Bisnis.com, JAKARTA — Pengamat menyarankan agar izin pertambangan PT Gag Nikel di kawasan Raja Ampat, Papua Barat Daya ikut dicabut. Hal ini demi azas keadilan dan kelestarian lingkungan di 'Surga Terakhir dari Timur' itu.
PT Gag Nikel merupakan satu-satunya perusahaan yang izin usaha pertambangan (IUP)-nya tidak dicabut pemerintah usai muncul polemik operasi tambang nikel di kawasan Raja Ampat. PT Gag Nikel juga merupakan satu-satunya yang saat ini aktif memproduksi nikel dan berstatus kontrak karya (KK).
Sementara itu, IUP empat perusahaan lainnya telah dicabut. Keempat perusahaan itu adalah PT Anugerah Surya Pratama (ASP), PT Kawei Sejahtera Mining (KSM), PT Mulia Raymond Perkasa (MRP), dan PT Nurham.
Direktur Eksekutif Pusat Studi Hukum Energi dan Pertambangan (PUSHEP) Bisman Bhaktiar berpendapat, keputusan pemerintah mencabut empat IUP di Raja Ampat sudah benar. Namun, alangkah baiknya, jika pencabutan IUP berlaku untuk semua perusahaan yang beroperasi di kawasan Raja Ampat.
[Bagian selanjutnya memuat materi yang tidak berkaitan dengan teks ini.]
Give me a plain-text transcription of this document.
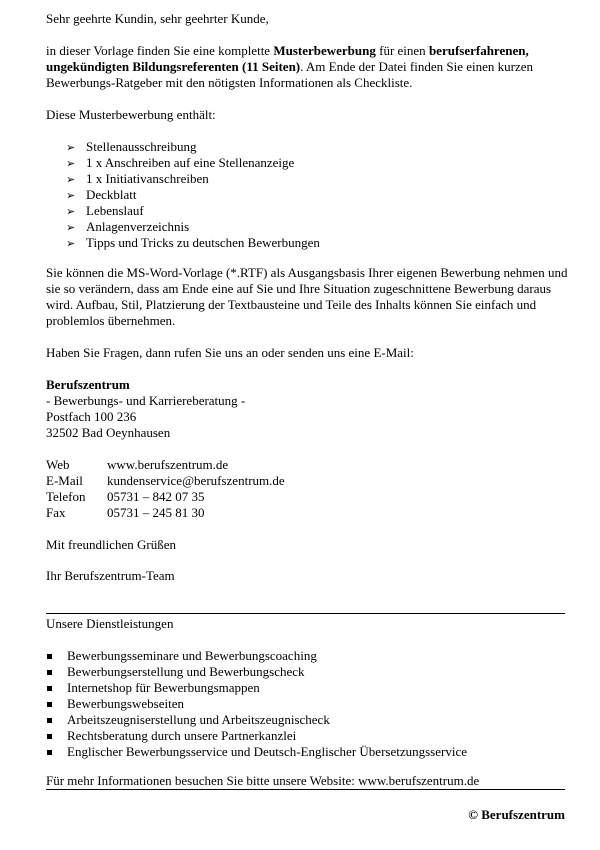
Sehr geehrte Kundin, sehr geehrter Kunde,

in dieser Vorlage finden Sie eine komplette Musterbewerbung für einen berufserfahrenen, ungekündigten Bildungsreferenten (11 Seiten). Am Ende der Datei finden Sie einen kurzen Bewerbungs-Ratgeber mit den nötigsten Informationen als Checkliste.

Diese Musterbewerbung enthält:

➢ Stellenausschreibung
➢ 1 x Anschreiben auf eine Stellenanzeige
➢ 1 x Initiativanschreiben
➢ Deckblatt
➢ Lebenslauf
➢ Anlagenverzeichnis
➢ Tipps und Tricks zu deutschen Bewerbungen

Sie können die MS-Word-Vorlage (*.RTF) als Ausgangsbasis Ihrer eigenen Bewerbung nehmen und sie so verändern, dass am Ende eine auf Sie und Ihre Situation zugeschnittene Bewerbung daraus wird. Aufbau, Stil, Platzierung der Textbausteine und Teile des Inhalts können Sie einfach und problemlos übernehmen.

Haben Sie Fragen, dann rufen Sie uns an oder senden uns eine E-Mail:

Berufszentrum
- Bewerbungs- und Karriereberatung -
Postfach 100 236
32502 Bad Oeynhausen
Web	www.berufszentrum.de
E-Mail kundenservice@berufszentrum.de
Telefon 05731 – 842 07 35
Fax	05731 – 245 81 30

Mit freundlichen Grüßen

Ihr Berufszentrum-Team

Unsere Dienstleistungen

Bewerbungsseminare und Bewerbungscoaching
Bewerbungserstellung und Bewerbungscheck
Internetshop für Bewerbungsmappen
Bewerbungswebseiten
Arbeitszeugniserstellung und Arbeitszeugnischeck
Rechtsberatung durch unsere Partnerkanzlei
Englischer Bewerbungsservice und Deutsch-Englischer Übersetzungsservice

Für mehr Informationen besuchen Sie bitte unsere Website: www.berufszentrum.de

© Berufszentrum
"Pencabutan ini keputusan yang tepat dari pemerintah walaupun hanya empat IUP, walaupun terkesan tidak adil karena masih ada satu yang beroperasi. Namun dari aspek lingkungan hidup Raja Ampat sudah cukup bagus, tetapi sebenarnya paling bagus cabut stop semua demi Raja Ampat yang natural," kata Bisman kepada Bisnis, Selasa (10/6/2025).
Dia lantas mengingatkan agar aspek penetapan wilayah tambang ke depan harus dibenahi. Menurutnya, penetapan wilayah tambang harus memiliki kesesuaian dengan tata ruang nasional.
Selain itu, penetapan wilayah tambang juga harus selaras dengan UU tentang Pengelolaan Pesisir dan Pulau Kecil, UU Lingkungan Hidup, Putusan MK, dan UU lainnya.
Bisman menyebut, aspek pengawasan atas proses pemberian IUP dan operasi pertambangan juga perlu menjadi catatan perbaikan.
"Pemerintah harus konsisten dengan menempatkan aspek perlindungan lingkungan hidup dan ekologis menjadi dasar utama dalam pengelolaan usaha pertambangan," katanya.
Moratorium Tambang Nikel di Raja Ampat
Sementara itu, Pengamat Ekonomi dari Indonesia Strategic and Economics Action Institution Ronny P Sasmita menilai proses pertambangan di Raja Ampat perlu dihentikan sementara atau moratorium.
Setidaknya, kata dia, moratorium dilakukan sebelum peninjauan ulang dan kajian khusus lanjutan sampai ditemukan formula dan aturan baru yang lebih tepat.
"Dalam hemat saya, ada baiknya proses pertambangan yang sedang berjalan di Raja Ampat, dihentikan sementara atau dimoratorium dulu," katanya.
Lebih lanjut, dia juga mengingatkan pemerintah untuk legawa bahwa semua lahan yang berpotensi menjadi lahan tambang bisa terealisasikan.
Oleh karena itu, Ronny menilai pemerintah harus berusaha mendiversifikasi peluang ekonomi yang ada, agar tidak bergantung pada satu sektor.
"Terlalu mengutamakan kepentingan sektor pertambangan justru membuat Indonesia semakin rentan secara ekonomi karena berbagai faktor, baik faktor harga komoditas global dan kerusakan lingkungan, maupun faktor geopolitik dan lainya," katanya.
Ronny menambahkan bahwa pemerintah perlu menghindari jebakan 'zero sum game' pada komoditas nikel. Ini agar negara tidak terjebak ke dalam siklus renewable energy paradox.
Renewable energy paradox merupakan kondisi di mana ambisi untuk menyelamatkan planet dan mendorong dekarbonisasi, malah menghancurkan lingkungan.
"Sangat paradoks sekali, bukan. Pertambangan, dari sisi manapun dilihat, sudah hampir pasti merusak lingkungan," tutur Ronny.
Oleh karena itu, good mining practice (GMP) untuk komoditas nikel harus benar-benar diterapkan secara sangat ketat.
"Agar imbas lingkungannya bisa minimal di satu sisi dan tidak destruktif terhadap bidang lain yang juga tak kalah strategisnya di sisi lain," tutup Ronny.